De tudo, resulta que a instância se extinguiu por deserção, nos termos do art. 281 nº. 5 do C P. Civil, sendo certo que “ao contrário do previsto para a ação declarativa, a deserção ocorre independentemente de qualquer decisão judicial, como é apanágio da extinção da execução (art. 849º.) ” (Paulo Ramos de Faria e Ana Luísa Loureiro, Primeiras Notas ao Novo Código de Processo Civil, vol. I, Almedina, 2014, p. 274). Custas pela exequente - art. 533 nº. 1 do C P.Civil".


5 -  Inconformada, a exequente, Caixa Central interpôs o recurso dessa decisão, vindo a Relação de …. a proferir acórdão, no qual decidiu “julgar procedente o recurso e, em consequência, revogam a decisão recorrida, determinando que a execução prossiga contra os executados, devedores solidários, sobrevivos.”.


6 – Agora inconformado o executado BB, vem este interpor recurso de revistanos termos dos arts. 671º, nº1, 662º, nº4 e 671º, nº3, “à contrario”, todos do CPC”.

Conclui que deve ser revogada a decisão recorrida, “confirmando-se a decisão proferida em 1ª instância.”.


7 - Por despacho de 26.01.2021, entendendo-se tratar-se de caso em que é sempre admitida a revista, mais precisamente que a situação se enquadrava na previsão do artº 629º, nº2, al. d) (contradição entre acórdãos da Relação), convidou-se o recorrente a juntar aos autos, em 10 dias, cópia do acórdão fundamento”.

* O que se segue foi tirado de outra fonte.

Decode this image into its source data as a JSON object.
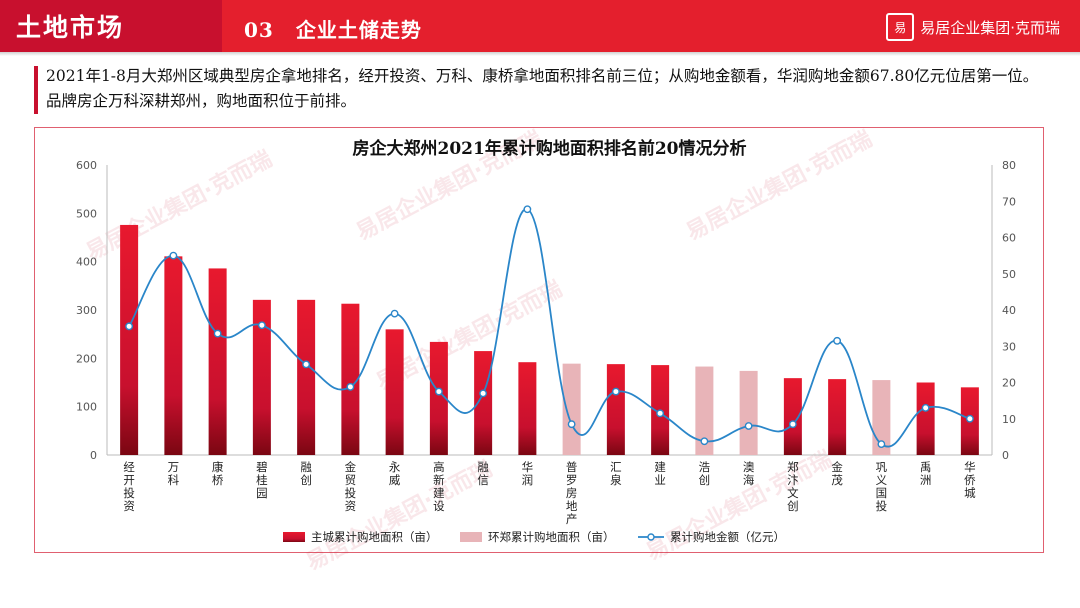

8 - Notificado de tal convite, o recorrente nada juntou nem requereu, motivo pelo qual o Sr. Desembargador-Relator, em 24.2.2021, proferiu despacho a não admitir a revista, “nem normal nem excepcional, interposta pelo recorrente”.


9 - De novo inconformado, veio o recorrente BB reclamar desse despacho que não admitiu o recurso, pugnando pela admissibilidade do recurso de revista, alegando, em suma, que não logrou conseguir atempadamente, nos tribunais, as “certidões” dos acórdãos fundamento, dado que os tribunais “se encontram fechados face à situação pandémica atual”, acrescentando que “pela Lei nº 4-B/2021 foram suspensos os processos judiciais”, suspensão que (diz), por isso, se manteve “nos próprios autos e nos autos onde foram solicitadas as certidões pedidas”.


Por decisão singular do Relator, foi indeferida a reclamação, mantendo-se o despacho reclamado.


**


Vem, agora, o recorrente BB reclamar para a conferência, para que sobre a matéria recaia um acórdão.

Fundamenta-se em:

1. Existência de nulidade da sentença, “sobre a ilegalidade da decisão”, “na medida em que a mesma considerou apenas a instância deserta quanto à relação material controvertida ao executado (falecido) – o que, no entender da reclamante, consubstancia uma nulidade da decisão por omissão de pronúncia” (“nos termos do artigo 615.º, n.º 1, alínea d) do C.P.C.”);

2. Errada aplicação do direito quanto à “oposição de julgados e à interpretação da lei da suspensão” - devendo ter sido determinada a deserção da instância para todos os executados.

Tudo visto, cumpre apreciar e decidir.


*


Eis o teor da decisão singular proferida pelo relator:

«Em causa está, como visto, a interposição de Revista de um acórdão da Relação proferido num processo de execução, para pagamento de quantia certa, acerca de uma questão processual: a deserção da instância por falta de impulso da exequente em promover a habilitação de herdeiros de um co-executado devedor solidário.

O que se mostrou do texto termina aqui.